Why I might go back to junior high…

by jenfanic

I came to observe Kimby’s class in the EPGS program. She is doing an activity on writing abstracts, which I’m sure is very appropriate for the students’ studies, and is a part of their textbook on academic writing. In the middle of her lesson I feel a growing pressure and discontent. Nothing to do with Kimby’s lesson, but my own much-appreciated respite from academia is closing in on me with full force. Like a brick on my chest the thought of writing an abstract crushes my enthusiasm for being in a classroom. At least I come out of this experience knowing something: I don’t want to teach EAP.

I knew that I liked high school because I thought the kids were funny, and I had some idea that I could save them from the uncertainty and terror of college preparation. Help them find a voice. Assure them that it’s alright, and they are making their own decisions, something I didn’t feel as an adolescent, but rather that I was on a moving sidewalk of perpetual misery.

The previous day I had been in a classroom with paper airplanes sailing over my head. All in all teaching 10-14 year olds I was locked out of my classroom by students three times, I failed to prevent two paper airplanes from taking off over the balcony, numerous stickers adhered to the bottom of my shoes followed me all the way to Seattle, a cacophony of languages vehemently protested the smell of a Chinese students’ shrimp lunch, one translinguistic romance formed and faded, and no serious fights broke out. I would take the giddy transgressions of thirteen year old girls and the grouchy neediness of their male counterparts any day over the thought of an abstract.

On the first day of class I was introduced to my students, a motley crew of half grown children and budding young adults. They probably varied as much as two feet in height, and while some seemed to linger in childhood fantasies others pressed against the glass of maturity, one minute claiming Spiderman is real, the next proclaiming the only good thing about swimming is the girls in bikinis.

One particular student really stood out to me. He wore his hat to the side, wrote SKATEBOARDING across the entire sports and activities worksheet I had prepared, and had earned the reputation of a punk among the other teachers. But I had a soft spot for him. Maybe it was during a speaking activity, when I offered to be his partner and he veered from the topic and told me about his school in France, and the books they read, and that his father lived in Corsica but his mom in Nantes, in the west of France. When he shouted out during class that he was bored I listened, when he said the other teacher was boring I was flattered. He complained about greasy American food and the childish amusement parks. He explained his favorite French foods with the detail of a true gourmet, a child after my own heart. In class he was often distant, but reachable. I felt like he wanted someone to listen.

On the last day of classes he was in a foul mood. He hadn’t participated in the projects they had done in the other teacher’s class, and they were presenting. He didn’t even stand up with his group; he sulked in the corner. At first I thought, why is he being such a jerk? But I soon came to think that maybe he was really pouting, like a little kid who has failed to play along and now resents his isolation.

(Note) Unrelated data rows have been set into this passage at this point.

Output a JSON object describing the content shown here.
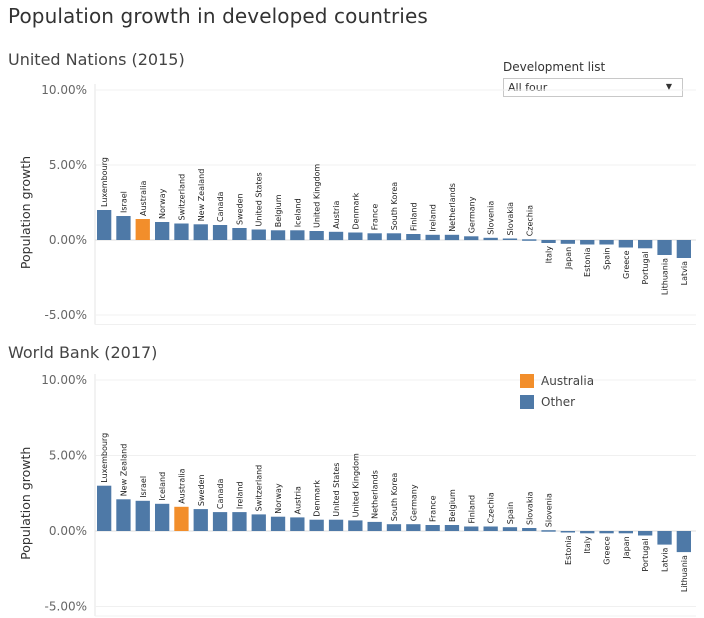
{
  "page": {
    "title": "Population growth in developed countries"
  },
  "filter": {
    "label": "Development list",
    "selected": "All four"
  },
  "legend": {
    "items": [
      {
        "label": "Australia",
        "color": "#f28e2b"
      },
      {
        "label": "Other",
        "color": "#4e79a7"
      }
    ]
  },
  "chart_data": [
    {
      "type": "bar",
      "title": "United Nations (2015)",
      "xlabel": "",
      "ylabel": "Population growth",
      "ylim": [
        -5.5,
        10.0
      ],
      "yticks": [
        10,
        5,
        0,
        -5
      ],
      "ytick_labels": [
        "10.00%",
        "5.00%",
        "0.00%",
        "-5.00%"
      ],
      "grid": true,
      "highlight": "Australia",
      "categories": [
        "Luxembourg",
        "Israel",
        "Australia",
        "Norway",
        "Switzerland",
        "New Zealand",
        "Canada",
        "Sweden",
        "United States",
        "Belgium",
        "Iceland",
        "United Kingdom",
        "Austria",
        "Denmark",
        "France",
        "South Korea",
        "Finland",
        "Ireland",
        "Netherlands",
        "Germany",
        "Slovenia",
        "Slovakia",
        "Czechia",
        "Italy",
        "Japan",
        "Estonia",
        "Spain",
        "Greece",
        "Portugal",
        "Lithuania",
        "Latvia"
      ],
      "values": [
        2.0,
        1.6,
        1.4,
        1.2,
        1.1,
        1.05,
        1.0,
        0.8,
        0.7,
        0.65,
        0.65,
        0.6,
        0.55,
        0.5,
        0.45,
        0.45,
        0.4,
        0.35,
        0.35,
        0.25,
        0.15,
        0.1,
        0.05,
        -0.2,
        -0.25,
        -0.3,
        -0.3,
        -0.5,
        -0.55,
        -1.0,
        -1.2
      ]
    },
    {
      "type": "bar",
      "title": "World Bank (2017)",
      "xlabel": "",
      "ylabel": "Population growth",
      "ylim": [
        -5.5,
        10.0
      ],
      "yticks": [
        10,
        5,
        0,
        -5
      ],
      "ytick_labels": [
        "10.00%",
        "5.00%",
        "0.00%",
        "-5.00%"
      ],
      "grid": true,
      "legend_position": "top-right",
      "highlight": "Australia",
      "categories": [
        "Luxembourg",
        "New Zealand",
        "Israel",
        "Iceland",
        "Australia",
        "Sweden",
        "Canada",
        "Ireland",
        "Switzerland",
        "Norway",
        "Austria",
        "Denmark",
        "United States",
        "United Kingdom",
        "Netherlands",
        "South Korea",
        "Germany",
        "France",
        "Belgium",
        "Finland",
        "Czechia",
        "Spain",
        "Slovakia",
        "Slovenia",
        "Estonia",
        "Italy",
        "Greece",
        "Japan",
        "Portugal",
        "Latvia",
        "Lithuania"
      ],
      "values": [
        3.0,
        2.1,
        2.0,
        1.8,
        1.6,
        1.45,
        1.25,
        1.25,
        1.1,
        0.95,
        0.9,
        0.75,
        0.75,
        0.7,
        0.6,
        0.45,
        0.45,
        0.4,
        0.4,
        0.3,
        0.3,
        0.25,
        0.2,
        0.05,
        -0.05,
        -0.15,
        -0.15,
        -0.15,
        -0.3,
        -0.9,
        -1.4
      ]
    }
  ]
}
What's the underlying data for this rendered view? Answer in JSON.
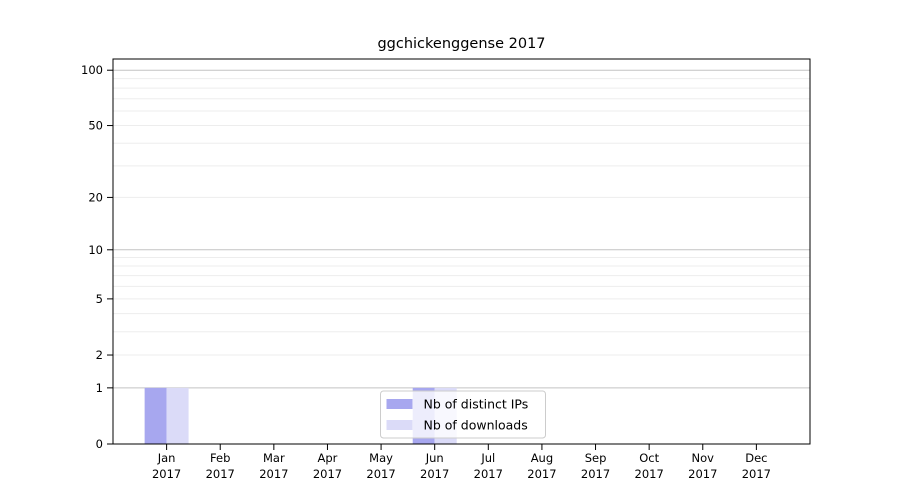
{
  "chart_data": {
    "type": "bar",
    "title": "ggchickenggense 2017",
    "categories": [
      {
        "month": "Jan",
        "year": "2017"
      },
      {
        "month": "Feb",
        "year": "2017"
      },
      {
        "month": "Mar",
        "year": "2017"
      },
      {
        "month": "Apr",
        "year": "2017"
      },
      {
        "month": "May",
        "year": "2017"
      },
      {
        "month": "Jun",
        "year": "2017"
      },
      {
        "month": "Jul",
        "year": "2017"
      },
      {
        "month": "Aug",
        "year": "2017"
      },
      {
        "month": "Sep",
        "year": "2017"
      },
      {
        "month": "Oct",
        "year": "2017"
      },
      {
        "month": "Nov",
        "year": "2017"
      },
      {
        "month": "Dec",
        "year": "2017"
      }
    ],
    "series": [
      {
        "name": "Nb of distinct IPs",
        "color": "#a7a7ef",
        "values": [
          1,
          0,
          0,
          0,
          0,
          1,
          0,
          0,
          0,
          0,
          0,
          0
        ]
      },
      {
        "name": "Nb of downloads",
        "color": "#dbdbf8",
        "values": [
          1,
          0,
          0,
          0,
          0,
          1,
          0,
          0,
          0,
          0,
          0,
          0
        ]
      }
    ],
    "y_axis": {
      "scale": "log1p",
      "ticks": [
        0,
        1,
        2,
        5,
        10,
        20,
        50,
        100
      ],
      "max": 115,
      "grid_major": [
        1,
        10,
        100
      ],
      "grid_minor": [
        2,
        3,
        4,
        5,
        6,
        7,
        8,
        9,
        20,
        30,
        40,
        50,
        60,
        70,
        80,
        90
      ]
    },
    "xlabel": "",
    "ylabel": "",
    "legend": {
      "position": "lower center",
      "frame_alpha": 0.8
    },
    "grid": "on",
    "colors": {
      "grid_major": "#c3c3c3",
      "grid_minor": "#ededed",
      "spine": "#000000",
      "text": "#000000",
      "legend_border": "#cccccc",
      "legend_bg": "#ffffff"
    }
  }
}
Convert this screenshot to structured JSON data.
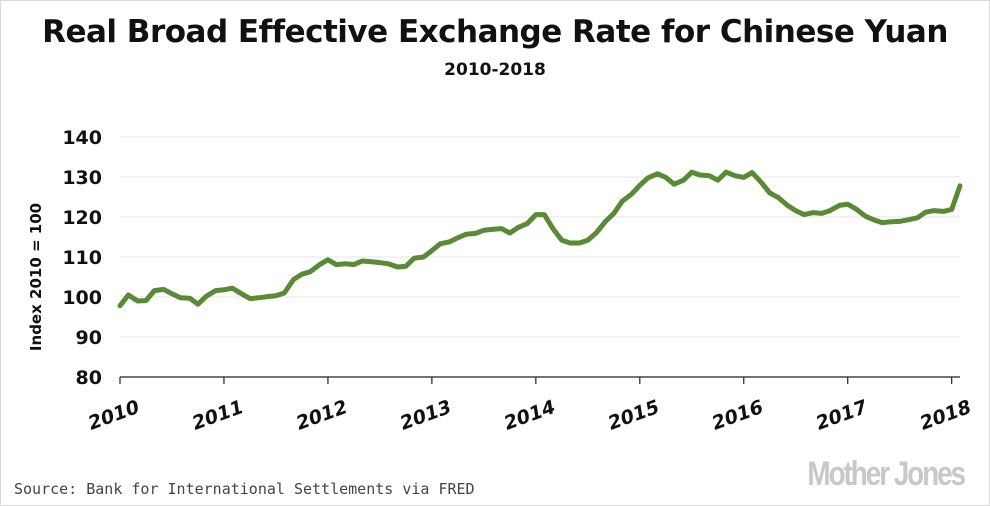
{
  "title": "Real Broad Effective Exchange Rate for Chinese Yuan",
  "subtitle": "2010-2018",
  "source": "Source: Bank for International Settlements via FRED",
  "logo": "Mother Jones",
  "colors": {
    "line": "#5a8a35",
    "grid": "#e6e6e6",
    "axis": "#222222",
    "text": "#111111"
  },
  "chart_data": {
    "type": "line",
    "title": "Real Broad Effective Exchange Rate for Chinese Yuan",
    "subtitle": "2010-2018",
    "ylabel": "Index 2010 = 100",
    "xlabel": "",
    "ylim": [
      80,
      140
    ],
    "yticks": [
      80,
      90,
      100,
      110,
      120,
      130,
      140
    ],
    "xlim": [
      2010,
      2018.08
    ],
    "xticks": [
      2010,
      2011,
      2012,
      2013,
      2014,
      2015,
      2016,
      2017,
      2018
    ],
    "xtick_labels": [
      "2010",
      "2011",
      "2012",
      "2013",
      "2014",
      "2015",
      "2016",
      "2017",
      "2018"
    ],
    "grid": "horizontal",
    "series": [
      {
        "color": "#5a8a35",
        "x": [
          2010.0,
          2010.08,
          2010.17,
          2010.25,
          2010.33,
          2010.42,
          2010.5,
          2010.58,
          2010.67,
          2010.75,
          2010.83,
          2010.92,
          2011.0,
          2011.08,
          2011.17,
          2011.25,
          2011.33,
          2011.42,
          2011.5,
          2011.58,
          2011.67,
          2011.75,
          2011.83,
          2011.92,
          2012.0,
          2012.08,
          2012.17,
          2012.25,
          2012.33,
          2012.42,
          2012.5,
          2012.58,
          2012.67,
          2012.75,
          2012.83,
          2012.92,
          2013.0,
          2013.08,
          2013.17,
          2013.25,
          2013.33,
          2013.42,
          2013.5,
          2013.58,
          2013.67,
          2013.75,
          2013.83,
          2013.92,
          2014.0,
          2014.08,
          2014.17,
          2014.25,
          2014.33,
          2014.42,
          2014.5,
          2014.58,
          2014.67,
          2014.75,
          2014.83,
          2014.92,
          2015.0,
          2015.08,
          2015.17,
          2015.25,
          2015.33,
          2015.42,
          2015.5,
          2015.58,
          2015.67,
          2015.75,
          2015.83,
          2015.92,
          2016.0,
          2016.08,
          2016.17,
          2016.25,
          2016.33,
          2016.42,
          2016.5,
          2016.58,
          2016.67,
          2016.75,
          2016.83,
          2016.92,
          2017.0,
          2017.08,
          2017.17,
          2017.25,
          2017.33,
          2017.42,
          2017.5,
          2017.58,
          2017.67,
          2017.75,
          2017.83,
          2017.92,
          2018.0,
          2018.08
        ],
        "values": [
          97.8,
          100.5,
          99.0,
          99.1,
          101.6,
          101.9,
          100.8,
          99.8,
          99.7,
          98.2,
          100.2,
          101.6,
          101.8,
          102.2,
          100.8,
          99.6,
          99.8,
          100.1,
          100.3,
          101.0,
          104.4,
          105.7,
          106.3,
          108.1,
          109.3,
          108.1,
          108.3,
          108.1,
          109.0,
          108.8,
          108.6,
          108.3,
          107.5,
          107.7,
          109.7,
          110.0,
          111.6,
          113.3,
          113.8,
          114.8,
          115.7,
          115.9,
          116.7,
          116.9,
          117.1,
          116.0,
          117.4,
          118.4,
          120.6,
          120.6,
          116.9,
          114.2,
          113.5,
          113.5,
          114.2,
          116.0,
          118.9,
          120.9,
          123.9,
          125.7,
          127.9,
          129.8,
          130.8,
          129.9,
          128.2,
          129.2,
          131.2,
          130.5,
          130.3,
          129.2,
          131.2,
          130.3,
          129.9,
          131.1,
          128.6,
          126.0,
          124.9,
          122.9,
          121.6,
          120.6,
          121.1,
          120.9,
          121.6,
          122.9,
          123.2,
          122.0,
          120.2,
          119.3,
          118.6,
          118.8,
          118.9,
          119.3,
          119.8,
          121.2,
          121.6,
          121.4,
          121.9,
          127.8
        ]
      }
    ]
  }
}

I wonder how often junior high teachers write off difficult boys as bullies, delinquents, when really they are scared little boys, too proud to show fear or sadness. I asked him if he was alright, and he said yes and avoided looking at me. For a second I though he might have been fighting back tears.

As a thirteen year-old girl I never imagined I would have any pity or sympathy for thirteen year-old boys. As an adult, however, I recognize them both as children and the young men they will become, complete with the wounds of adolescence. Their struggles seem more important than more intellectual pursuits, and their interests more real. Surprisingly, I think I like having them around.